I was dreading rounds today, but something lit a fire under the attending (perhaps the arrival of three traumas before 9am), and he tore through rounds in what was probably record time for him. We just barely made it, too, because right around 1pm the traumas started pouring in. I don’t think we got out of the ER for more than 15 minutes all afternoon (and watching the pager, they’re still coming in; it’s starting to rain now, instead of the brilliant sunshine, so maybe people will get smart and go inside). One trauma after another, and usually two or three at once.

In one sense, I enjoyed it, because I would much rather be dealing with a whirl of excitement in the trauma bay and the CT scanner rather than dragging my feet through the unit (although after about half an hour of fighting a low blood pressure on the CT table, unable to do anything else but hang one unit of blood after another, that starts to get old, too).

But by the end of my shift, it got to be a little much: so many patients that I barely knew half of the new ones, and then only their injuries. The nurses would go to ask me a question about Mrs. Smith, or the guy in room 7, and I would have to say, “Are you talking about the helmeted motorcyclist, or the unhelmeted one? Is this the 50yr old who fell downstairs, or the 80yr old? Is this the patient we intubated for combativeness and a head injury, or the one who came in tubed with a pneumothorax?” I hate not being on top of things, feeling like patients are slipping through my fingers. I can’t write appropriate orders, call the correct consults, or talk to the patients’ families if I can’t at least keep track of who’s come in. Fortunately (and I have no idea how they manage this) the attending and the senior knew everyone, so nothing got too badly lost.
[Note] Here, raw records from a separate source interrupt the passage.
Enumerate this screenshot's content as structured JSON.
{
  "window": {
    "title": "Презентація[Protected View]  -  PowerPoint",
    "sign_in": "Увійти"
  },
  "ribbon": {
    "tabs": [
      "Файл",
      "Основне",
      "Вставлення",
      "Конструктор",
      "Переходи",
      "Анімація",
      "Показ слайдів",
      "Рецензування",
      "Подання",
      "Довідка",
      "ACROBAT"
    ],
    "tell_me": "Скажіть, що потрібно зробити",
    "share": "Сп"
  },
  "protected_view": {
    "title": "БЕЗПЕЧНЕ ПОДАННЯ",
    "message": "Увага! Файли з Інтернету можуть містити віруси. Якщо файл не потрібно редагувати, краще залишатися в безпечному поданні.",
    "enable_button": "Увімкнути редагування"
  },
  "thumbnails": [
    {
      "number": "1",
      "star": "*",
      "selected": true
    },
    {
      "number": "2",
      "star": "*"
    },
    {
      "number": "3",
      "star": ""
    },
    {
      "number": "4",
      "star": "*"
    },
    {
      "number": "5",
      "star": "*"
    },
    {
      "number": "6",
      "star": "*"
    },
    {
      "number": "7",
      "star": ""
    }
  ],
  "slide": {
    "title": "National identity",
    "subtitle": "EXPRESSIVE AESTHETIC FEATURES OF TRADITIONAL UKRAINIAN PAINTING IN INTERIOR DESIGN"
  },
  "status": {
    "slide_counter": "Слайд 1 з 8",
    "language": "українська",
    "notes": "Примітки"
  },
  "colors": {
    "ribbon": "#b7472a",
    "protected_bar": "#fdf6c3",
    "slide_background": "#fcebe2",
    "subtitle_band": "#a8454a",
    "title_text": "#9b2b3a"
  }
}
Also, the ortho and neurosurgery residents on today were awesome. They kept circling through the trauma bay, and thus managed to pick up all the consults that were coming to them very quickly. I love being able to trust that the consultants know which patients they’re seeing, and are as interested in stabilizing them and moving them out of the trauma bay as the trauma team is – because we all know there are half a dozen more waiting around the corner.

It was also not a bad afternoon, because everyone we were called for had a real injury. Unfortunate for them, but far less frustrating for us, than getting called to one “oh, nothing serious after all” quote trauma after another. A lot of the injuries were orthopedic: several open fractures, and one horrific foot dislocation. (You just try and picture a dislocated foot. The ortho resident walked up and cocked his head at it for a couple of seconds. He was clearly nearly as offended as I was by the extreme wrongness of the situation. Our eyes met, he nodded at me, and we each took one end of the problem, and pulled. It popped back in, amazingly enough, and then I held it with a death grip while he collected a massive splint. The patient was not at all happy with any of this, but at least a little better after that impromptu reduction. Everyone turned around to ask what all the noise was about – from the patient, and from the joint snapping back together – and he explained nonchalantly that he was just stopping it turning into an open fracture-dislocation, since the skin was so tented that it looked about to tear. An open injury to a joint, especially one as complicated as the ankle, is a disaster for the patient, and constitutes an orthopedic emergency, unlike a simple closed fracture or dislocation, which can wait a day or two to go to the OR.)

I hate fractured and dislocated bones. They turn my stomach worse than any kind of general surgical disaster. Maybe it’s because I can picture that happening to me, more easily than I can picture the rest of the stuff. It just looks so painful; I can’t stand broken bones, and especially displaced fractures jarring and grating against each other. The ortho guys get a gleam in their eye, though, and then, since I’m the intern, I always end up helping them, holding pieces together, or holding them apart while they pour irrigation all over the patient and me. Ick. That’s why I cringe when I see a motorcycle accident on the trauma pager, even helmeted, because I know it’s going to end up being a nasty fracture – and me holding the fracture.

This next week is going to be a marathon: the end of June, gorgeous weather, everyone doing stupid things with motorcycles and ATVs and waterskis, and climbing trees and roofs. . . Plus the prelim interns will all be gone, the chiefs are gone, and the assigned interns – ortho, neurosugery, ENT – have all gone off to their respective programs; overall, I think we’ve lost half our warm bodies. That’s why, in a week, we’ll be happy to have an intern, any intern, to fill spaces. As long as you can speak English and follow instructions, my eagerly-awaited new interns, you’ll be just fine. (Probably even just understanding English would be ok.)